The Bruins dominated the girls’ competition with 120 points, while Northside and Roanoke Catholic took second place with 51 points.

The Blacksburg girls had dominant wins from Mia Littlejohn in the 100 hurdles (15.50) and 300 hurdles (47.12).

Sarah Duetsch of Blacksburg won the pole vault (9-06.00) and helped her team win the 4×400 relay in 4:31.27.

Northside’s Simone Hamlar won the 100 (12.68), 200 (26.28) and 400 (59.15).

Roanoke Catholic won ahead of Karly Smith in the high jump (5-00.00) and Mickie O’Herron in the triple jump (33-02.00).

North Cross’s Kerrigan Chaney won the 800 (2:24.60) and 1600 (5:18.82).

“It’s a bit of natural talent,” Chaney said. “So my mom was a distance runner too, so I got that from her.

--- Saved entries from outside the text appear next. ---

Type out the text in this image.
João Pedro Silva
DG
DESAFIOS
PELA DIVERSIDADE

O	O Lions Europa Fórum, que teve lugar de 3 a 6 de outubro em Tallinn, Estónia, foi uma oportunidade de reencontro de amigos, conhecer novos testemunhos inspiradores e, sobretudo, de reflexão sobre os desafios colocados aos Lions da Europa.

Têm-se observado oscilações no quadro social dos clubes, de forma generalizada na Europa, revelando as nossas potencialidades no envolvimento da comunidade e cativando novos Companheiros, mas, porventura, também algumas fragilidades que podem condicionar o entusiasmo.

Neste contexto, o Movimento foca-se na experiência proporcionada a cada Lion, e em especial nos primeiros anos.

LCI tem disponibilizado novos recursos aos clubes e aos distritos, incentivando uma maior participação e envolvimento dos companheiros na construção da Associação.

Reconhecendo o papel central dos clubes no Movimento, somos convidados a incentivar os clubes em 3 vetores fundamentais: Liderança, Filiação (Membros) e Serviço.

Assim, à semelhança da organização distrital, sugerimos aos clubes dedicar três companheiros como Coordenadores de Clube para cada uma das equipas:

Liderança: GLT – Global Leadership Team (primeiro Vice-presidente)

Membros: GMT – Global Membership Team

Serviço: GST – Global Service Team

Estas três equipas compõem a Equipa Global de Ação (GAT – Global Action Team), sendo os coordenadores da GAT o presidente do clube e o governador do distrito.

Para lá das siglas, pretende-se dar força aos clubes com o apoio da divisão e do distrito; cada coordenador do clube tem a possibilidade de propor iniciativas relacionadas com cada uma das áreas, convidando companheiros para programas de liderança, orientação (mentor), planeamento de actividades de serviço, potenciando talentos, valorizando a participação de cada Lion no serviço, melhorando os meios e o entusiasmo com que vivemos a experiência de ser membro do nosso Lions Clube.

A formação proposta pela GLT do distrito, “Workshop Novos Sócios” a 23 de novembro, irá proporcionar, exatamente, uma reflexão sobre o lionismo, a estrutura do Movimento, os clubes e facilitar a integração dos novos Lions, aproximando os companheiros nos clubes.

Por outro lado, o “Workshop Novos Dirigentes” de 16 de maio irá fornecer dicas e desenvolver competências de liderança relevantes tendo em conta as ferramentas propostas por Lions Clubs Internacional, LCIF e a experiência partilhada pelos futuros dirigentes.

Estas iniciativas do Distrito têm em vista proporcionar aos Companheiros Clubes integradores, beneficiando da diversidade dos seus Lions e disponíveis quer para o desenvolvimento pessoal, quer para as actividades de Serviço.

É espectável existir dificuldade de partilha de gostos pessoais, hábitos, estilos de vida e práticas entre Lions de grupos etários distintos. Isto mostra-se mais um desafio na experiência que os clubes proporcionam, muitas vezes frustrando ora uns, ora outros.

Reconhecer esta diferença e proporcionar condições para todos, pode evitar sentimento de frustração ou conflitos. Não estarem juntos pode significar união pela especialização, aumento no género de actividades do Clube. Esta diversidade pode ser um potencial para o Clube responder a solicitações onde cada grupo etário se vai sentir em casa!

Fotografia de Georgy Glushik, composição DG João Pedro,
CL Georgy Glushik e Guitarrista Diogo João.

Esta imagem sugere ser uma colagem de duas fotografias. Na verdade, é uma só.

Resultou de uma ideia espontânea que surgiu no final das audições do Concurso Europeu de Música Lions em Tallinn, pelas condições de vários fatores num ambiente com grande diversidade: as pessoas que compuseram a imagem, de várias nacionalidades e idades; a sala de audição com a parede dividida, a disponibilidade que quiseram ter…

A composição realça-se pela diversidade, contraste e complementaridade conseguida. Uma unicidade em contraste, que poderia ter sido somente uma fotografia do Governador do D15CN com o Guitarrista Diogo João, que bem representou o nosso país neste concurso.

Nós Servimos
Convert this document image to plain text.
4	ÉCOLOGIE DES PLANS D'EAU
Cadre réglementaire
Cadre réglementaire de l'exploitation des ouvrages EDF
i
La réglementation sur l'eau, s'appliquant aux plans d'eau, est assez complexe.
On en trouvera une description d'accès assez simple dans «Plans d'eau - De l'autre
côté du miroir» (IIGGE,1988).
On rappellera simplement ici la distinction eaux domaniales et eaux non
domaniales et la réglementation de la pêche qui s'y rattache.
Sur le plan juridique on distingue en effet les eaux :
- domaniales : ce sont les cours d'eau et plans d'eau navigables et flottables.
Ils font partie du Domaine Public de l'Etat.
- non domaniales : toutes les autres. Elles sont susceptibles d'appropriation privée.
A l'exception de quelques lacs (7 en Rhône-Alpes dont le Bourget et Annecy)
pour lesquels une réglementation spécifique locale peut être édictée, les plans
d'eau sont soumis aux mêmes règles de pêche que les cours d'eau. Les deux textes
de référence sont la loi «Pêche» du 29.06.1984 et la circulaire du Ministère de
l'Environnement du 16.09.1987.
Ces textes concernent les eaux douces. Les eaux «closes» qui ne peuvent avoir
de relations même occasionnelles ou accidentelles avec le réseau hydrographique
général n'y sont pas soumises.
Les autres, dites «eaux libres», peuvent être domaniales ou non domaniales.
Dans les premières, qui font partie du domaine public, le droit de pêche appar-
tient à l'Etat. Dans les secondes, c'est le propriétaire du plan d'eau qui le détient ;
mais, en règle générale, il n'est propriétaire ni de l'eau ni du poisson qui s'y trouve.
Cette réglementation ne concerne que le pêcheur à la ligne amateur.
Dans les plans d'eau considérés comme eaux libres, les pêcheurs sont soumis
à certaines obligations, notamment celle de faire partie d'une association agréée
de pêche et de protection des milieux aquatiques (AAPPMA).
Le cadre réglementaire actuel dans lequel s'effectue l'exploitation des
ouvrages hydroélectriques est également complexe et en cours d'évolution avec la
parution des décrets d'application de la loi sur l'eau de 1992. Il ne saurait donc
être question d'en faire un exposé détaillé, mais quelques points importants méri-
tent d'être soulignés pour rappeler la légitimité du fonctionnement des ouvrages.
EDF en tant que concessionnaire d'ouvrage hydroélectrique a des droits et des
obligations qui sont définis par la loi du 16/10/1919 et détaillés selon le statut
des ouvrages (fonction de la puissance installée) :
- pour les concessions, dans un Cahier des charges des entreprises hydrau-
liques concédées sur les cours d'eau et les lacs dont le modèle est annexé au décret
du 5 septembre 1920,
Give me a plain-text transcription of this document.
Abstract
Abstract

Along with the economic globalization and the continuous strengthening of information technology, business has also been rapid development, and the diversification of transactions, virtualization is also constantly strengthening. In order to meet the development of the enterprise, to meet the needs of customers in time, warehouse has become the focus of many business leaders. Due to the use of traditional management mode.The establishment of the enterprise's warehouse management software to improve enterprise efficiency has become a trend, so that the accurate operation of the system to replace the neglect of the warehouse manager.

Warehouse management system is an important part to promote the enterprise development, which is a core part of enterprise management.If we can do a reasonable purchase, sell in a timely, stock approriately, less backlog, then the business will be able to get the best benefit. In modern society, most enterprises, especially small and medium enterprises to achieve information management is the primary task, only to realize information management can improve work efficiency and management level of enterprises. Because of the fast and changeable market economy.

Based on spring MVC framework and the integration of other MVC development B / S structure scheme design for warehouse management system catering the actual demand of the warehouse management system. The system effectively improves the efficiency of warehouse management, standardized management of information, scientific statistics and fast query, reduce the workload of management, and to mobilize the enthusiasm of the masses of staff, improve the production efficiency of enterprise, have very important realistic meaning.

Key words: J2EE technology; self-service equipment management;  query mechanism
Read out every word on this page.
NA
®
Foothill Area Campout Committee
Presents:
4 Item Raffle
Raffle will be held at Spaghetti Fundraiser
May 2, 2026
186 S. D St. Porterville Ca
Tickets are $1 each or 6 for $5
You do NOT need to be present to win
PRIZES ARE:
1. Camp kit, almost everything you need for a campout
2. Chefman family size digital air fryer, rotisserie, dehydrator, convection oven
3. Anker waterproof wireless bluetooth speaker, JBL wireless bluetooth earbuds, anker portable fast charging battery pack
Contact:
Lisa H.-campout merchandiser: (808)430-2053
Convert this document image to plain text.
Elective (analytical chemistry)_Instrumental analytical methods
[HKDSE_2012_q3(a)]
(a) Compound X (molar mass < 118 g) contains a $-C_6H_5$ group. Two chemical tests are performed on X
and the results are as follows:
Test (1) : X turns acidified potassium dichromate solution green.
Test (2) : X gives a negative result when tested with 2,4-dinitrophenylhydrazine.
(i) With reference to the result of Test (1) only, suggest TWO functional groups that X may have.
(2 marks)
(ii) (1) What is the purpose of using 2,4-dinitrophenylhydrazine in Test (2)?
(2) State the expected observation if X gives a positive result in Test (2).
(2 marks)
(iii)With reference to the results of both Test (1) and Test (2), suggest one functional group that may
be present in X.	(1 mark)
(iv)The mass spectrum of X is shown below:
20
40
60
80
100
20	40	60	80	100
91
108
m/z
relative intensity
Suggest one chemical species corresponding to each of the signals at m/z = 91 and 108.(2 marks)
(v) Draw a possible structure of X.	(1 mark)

“I’ve always been one of the fastest girls in my class and the daily training with the university boys on my team also drives me.”

Nadia Jackson led the Pulaski County girls to a narrow win in the 4×100 relay over Cave Spring. Pulaski County finished with 51.65.

“It just pushes me more when people are on me,” Jackson said. “I tend to go faster. So it’s kind of like natural.”

Diego Turner of Pulaski County and Emma Francis of James River each received a $3,500 academic scholarship from the Cosmopolitan Club.